No Brasil, é urgente a necessidade de uma abordagem abrangente e eficaz para enfrentar a violência e a discriminação contra a população LGBTI. Isso envolve:

  • Criação de um arcabouço normativo que regule as políticas de segurança pública para populações vulneráveis;
  • Apoio político e financeiro para iniciativas exitosas nos estados, como as Decradi;
  • Desenvolvimento de um plano estratégico de segurança,
  • Fortalecimento e capacitação das instituições de segurança e a promoção de uma cultura de respeito à diversidade;
  • Promover a criação de canais de diálogo entre as instituições de segurança e os movimentos sociais LGBTI;
  • Produzir e consumir dados sobre a violência contra a população LGBTI.

Por fim, fica evidente que a Catalunha possui uma gama de políticas e ações que podem servir de inspiração ao Brasil. Não se trata simplesmente de transpor iniciativas de um país para o outro. É necessário considerar as diferentes realidades. Contudo, as políticas da região espanhola podem sim mostrar alternativas para que o Brasil construa suas próprias soluções para um problema tão complexo e grave como a garantia de segurança para uma população vulnerável como a LGBTI. No entanto, é importante frisar que tanto a Catalunha quanto o Brasil demandam um compromisso contínuo, ações efetivas e a colaboração de diversos atores para promover a igualdade de direitos e construir sociedades mais inclusivas e seguras para todas as pessoas, independentemente de sua orientação sexual ou identidade de gênero.

 

[1] http://transexualia.org/documentacion-apoyo/ (acessado em 19/06/2023)

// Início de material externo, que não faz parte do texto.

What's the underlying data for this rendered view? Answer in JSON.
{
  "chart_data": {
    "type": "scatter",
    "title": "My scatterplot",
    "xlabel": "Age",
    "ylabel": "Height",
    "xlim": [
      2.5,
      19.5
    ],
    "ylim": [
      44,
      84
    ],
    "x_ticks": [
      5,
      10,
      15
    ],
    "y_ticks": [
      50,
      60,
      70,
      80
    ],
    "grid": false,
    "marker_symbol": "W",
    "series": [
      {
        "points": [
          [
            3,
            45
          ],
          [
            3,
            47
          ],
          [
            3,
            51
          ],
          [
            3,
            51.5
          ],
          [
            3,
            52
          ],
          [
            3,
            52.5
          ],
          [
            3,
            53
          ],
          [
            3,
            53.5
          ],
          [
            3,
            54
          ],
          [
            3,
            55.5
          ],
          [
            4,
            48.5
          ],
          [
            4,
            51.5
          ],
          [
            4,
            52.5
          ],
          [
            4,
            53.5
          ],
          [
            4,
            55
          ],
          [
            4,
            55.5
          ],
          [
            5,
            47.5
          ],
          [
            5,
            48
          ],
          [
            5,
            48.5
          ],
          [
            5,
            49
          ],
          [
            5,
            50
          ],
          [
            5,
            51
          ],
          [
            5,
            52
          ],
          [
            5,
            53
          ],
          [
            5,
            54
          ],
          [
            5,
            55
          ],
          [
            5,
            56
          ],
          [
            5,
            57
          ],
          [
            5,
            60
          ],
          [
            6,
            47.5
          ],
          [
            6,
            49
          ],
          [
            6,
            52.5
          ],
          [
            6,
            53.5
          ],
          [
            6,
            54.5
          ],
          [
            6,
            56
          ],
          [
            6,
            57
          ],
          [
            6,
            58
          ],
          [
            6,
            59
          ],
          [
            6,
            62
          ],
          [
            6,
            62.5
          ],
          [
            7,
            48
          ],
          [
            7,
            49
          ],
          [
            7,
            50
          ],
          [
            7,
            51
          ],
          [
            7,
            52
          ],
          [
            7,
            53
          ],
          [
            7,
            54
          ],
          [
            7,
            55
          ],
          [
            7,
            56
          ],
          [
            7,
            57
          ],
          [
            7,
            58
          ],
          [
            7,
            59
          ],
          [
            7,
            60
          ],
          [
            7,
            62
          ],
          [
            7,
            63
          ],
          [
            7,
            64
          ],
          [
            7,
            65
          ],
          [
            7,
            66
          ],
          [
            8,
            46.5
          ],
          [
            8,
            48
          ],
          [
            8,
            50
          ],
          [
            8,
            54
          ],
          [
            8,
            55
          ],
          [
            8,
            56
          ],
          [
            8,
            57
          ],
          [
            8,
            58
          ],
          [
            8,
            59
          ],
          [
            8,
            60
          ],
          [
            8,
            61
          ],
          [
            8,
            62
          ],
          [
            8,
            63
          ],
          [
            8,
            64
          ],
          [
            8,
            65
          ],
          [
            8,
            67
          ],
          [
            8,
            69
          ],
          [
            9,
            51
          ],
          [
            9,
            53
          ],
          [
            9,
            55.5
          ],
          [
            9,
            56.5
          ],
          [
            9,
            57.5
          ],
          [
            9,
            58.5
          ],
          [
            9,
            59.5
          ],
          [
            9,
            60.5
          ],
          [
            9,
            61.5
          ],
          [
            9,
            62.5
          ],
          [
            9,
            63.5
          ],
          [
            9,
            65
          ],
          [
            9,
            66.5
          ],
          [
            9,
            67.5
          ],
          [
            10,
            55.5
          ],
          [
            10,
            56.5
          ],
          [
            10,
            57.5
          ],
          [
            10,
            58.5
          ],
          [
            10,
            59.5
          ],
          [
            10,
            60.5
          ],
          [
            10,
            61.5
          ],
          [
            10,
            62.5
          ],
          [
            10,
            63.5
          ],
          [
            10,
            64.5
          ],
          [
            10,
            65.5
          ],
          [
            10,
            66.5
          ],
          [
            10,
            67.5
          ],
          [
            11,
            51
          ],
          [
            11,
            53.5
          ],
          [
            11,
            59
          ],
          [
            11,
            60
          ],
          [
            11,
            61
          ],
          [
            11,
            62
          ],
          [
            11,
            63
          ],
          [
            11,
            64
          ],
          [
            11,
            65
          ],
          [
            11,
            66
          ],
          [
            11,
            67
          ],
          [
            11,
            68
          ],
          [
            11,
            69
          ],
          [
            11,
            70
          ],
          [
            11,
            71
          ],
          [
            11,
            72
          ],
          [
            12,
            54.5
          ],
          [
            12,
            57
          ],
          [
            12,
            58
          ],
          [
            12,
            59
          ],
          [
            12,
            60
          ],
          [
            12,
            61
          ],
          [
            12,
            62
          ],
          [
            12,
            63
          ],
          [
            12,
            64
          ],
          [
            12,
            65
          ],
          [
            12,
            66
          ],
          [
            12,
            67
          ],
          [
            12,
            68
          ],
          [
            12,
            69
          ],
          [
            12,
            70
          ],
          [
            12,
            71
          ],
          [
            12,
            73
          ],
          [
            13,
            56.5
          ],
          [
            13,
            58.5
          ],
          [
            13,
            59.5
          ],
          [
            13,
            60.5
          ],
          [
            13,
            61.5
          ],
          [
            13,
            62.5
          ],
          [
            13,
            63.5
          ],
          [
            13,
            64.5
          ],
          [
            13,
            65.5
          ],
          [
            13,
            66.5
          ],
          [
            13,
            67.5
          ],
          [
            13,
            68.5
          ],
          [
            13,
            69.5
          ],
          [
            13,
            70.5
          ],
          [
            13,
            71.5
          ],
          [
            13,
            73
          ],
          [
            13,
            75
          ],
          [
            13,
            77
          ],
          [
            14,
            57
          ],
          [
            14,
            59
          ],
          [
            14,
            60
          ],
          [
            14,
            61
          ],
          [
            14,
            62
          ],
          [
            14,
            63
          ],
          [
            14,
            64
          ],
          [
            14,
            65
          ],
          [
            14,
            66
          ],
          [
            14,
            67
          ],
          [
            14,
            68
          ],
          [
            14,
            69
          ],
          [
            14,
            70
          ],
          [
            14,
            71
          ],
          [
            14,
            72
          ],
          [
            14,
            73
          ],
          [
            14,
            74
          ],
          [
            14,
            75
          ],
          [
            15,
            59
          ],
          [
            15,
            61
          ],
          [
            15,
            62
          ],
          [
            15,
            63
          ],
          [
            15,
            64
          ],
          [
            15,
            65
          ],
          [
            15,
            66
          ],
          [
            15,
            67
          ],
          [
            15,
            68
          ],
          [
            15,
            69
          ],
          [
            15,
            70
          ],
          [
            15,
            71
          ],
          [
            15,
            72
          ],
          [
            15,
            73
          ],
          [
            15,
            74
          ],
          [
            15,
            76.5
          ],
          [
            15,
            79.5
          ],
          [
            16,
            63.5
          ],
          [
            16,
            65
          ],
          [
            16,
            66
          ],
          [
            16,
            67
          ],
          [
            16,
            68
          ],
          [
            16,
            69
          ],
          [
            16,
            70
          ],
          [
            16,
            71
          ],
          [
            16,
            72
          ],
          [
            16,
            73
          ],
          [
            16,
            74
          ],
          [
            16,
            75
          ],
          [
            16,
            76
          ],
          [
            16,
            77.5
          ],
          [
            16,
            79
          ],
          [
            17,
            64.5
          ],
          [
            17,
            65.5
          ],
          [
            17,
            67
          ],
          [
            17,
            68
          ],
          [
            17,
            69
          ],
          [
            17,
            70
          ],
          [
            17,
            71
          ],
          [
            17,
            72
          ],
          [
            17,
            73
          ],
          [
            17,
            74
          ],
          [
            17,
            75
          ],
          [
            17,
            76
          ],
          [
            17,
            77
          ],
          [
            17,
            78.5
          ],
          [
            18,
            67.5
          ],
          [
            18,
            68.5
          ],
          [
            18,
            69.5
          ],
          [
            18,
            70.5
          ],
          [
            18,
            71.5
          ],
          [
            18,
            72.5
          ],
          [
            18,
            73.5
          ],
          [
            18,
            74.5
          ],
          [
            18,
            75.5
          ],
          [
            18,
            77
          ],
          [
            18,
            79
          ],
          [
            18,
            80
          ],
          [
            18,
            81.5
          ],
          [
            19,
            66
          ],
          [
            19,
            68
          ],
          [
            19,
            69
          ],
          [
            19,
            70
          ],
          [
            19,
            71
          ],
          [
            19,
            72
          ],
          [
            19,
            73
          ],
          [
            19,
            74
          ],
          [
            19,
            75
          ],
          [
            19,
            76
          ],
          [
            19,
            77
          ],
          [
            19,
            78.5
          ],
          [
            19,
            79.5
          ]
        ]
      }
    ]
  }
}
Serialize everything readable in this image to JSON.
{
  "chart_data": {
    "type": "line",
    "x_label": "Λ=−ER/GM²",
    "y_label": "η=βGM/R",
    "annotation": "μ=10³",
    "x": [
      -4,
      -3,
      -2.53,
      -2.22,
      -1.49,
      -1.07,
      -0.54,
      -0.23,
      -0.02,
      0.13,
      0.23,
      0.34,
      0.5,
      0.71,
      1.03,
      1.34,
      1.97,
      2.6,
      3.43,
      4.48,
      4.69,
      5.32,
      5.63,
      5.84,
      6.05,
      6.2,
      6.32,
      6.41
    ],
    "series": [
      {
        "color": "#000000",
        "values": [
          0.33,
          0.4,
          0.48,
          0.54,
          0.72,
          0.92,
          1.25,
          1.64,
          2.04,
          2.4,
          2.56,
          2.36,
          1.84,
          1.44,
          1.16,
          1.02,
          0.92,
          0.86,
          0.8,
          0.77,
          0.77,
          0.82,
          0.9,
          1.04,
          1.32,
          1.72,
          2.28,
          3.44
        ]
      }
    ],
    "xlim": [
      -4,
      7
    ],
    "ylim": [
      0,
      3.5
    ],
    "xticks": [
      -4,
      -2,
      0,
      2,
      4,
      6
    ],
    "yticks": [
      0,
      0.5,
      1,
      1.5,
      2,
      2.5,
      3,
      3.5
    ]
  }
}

[2] https://mossos.gencat.cat/es/consells_de_seguretat/ (acesso em 21/06/2023)

[3] É importante ressaltar que essa decisão do STF é considerada uma medida provisória até que uma legislação específica seja aprovada pelo Congresso Nacional. A equiparação da LGBTIfobia ao crime de racismo foi um reconhecimento de que a proteção aos direitos das minorias deve ser garantida, e a falta de uma legislação específica não pode ser um obstáculo para a proteção da população LGBTI contra a discriminação e a violência.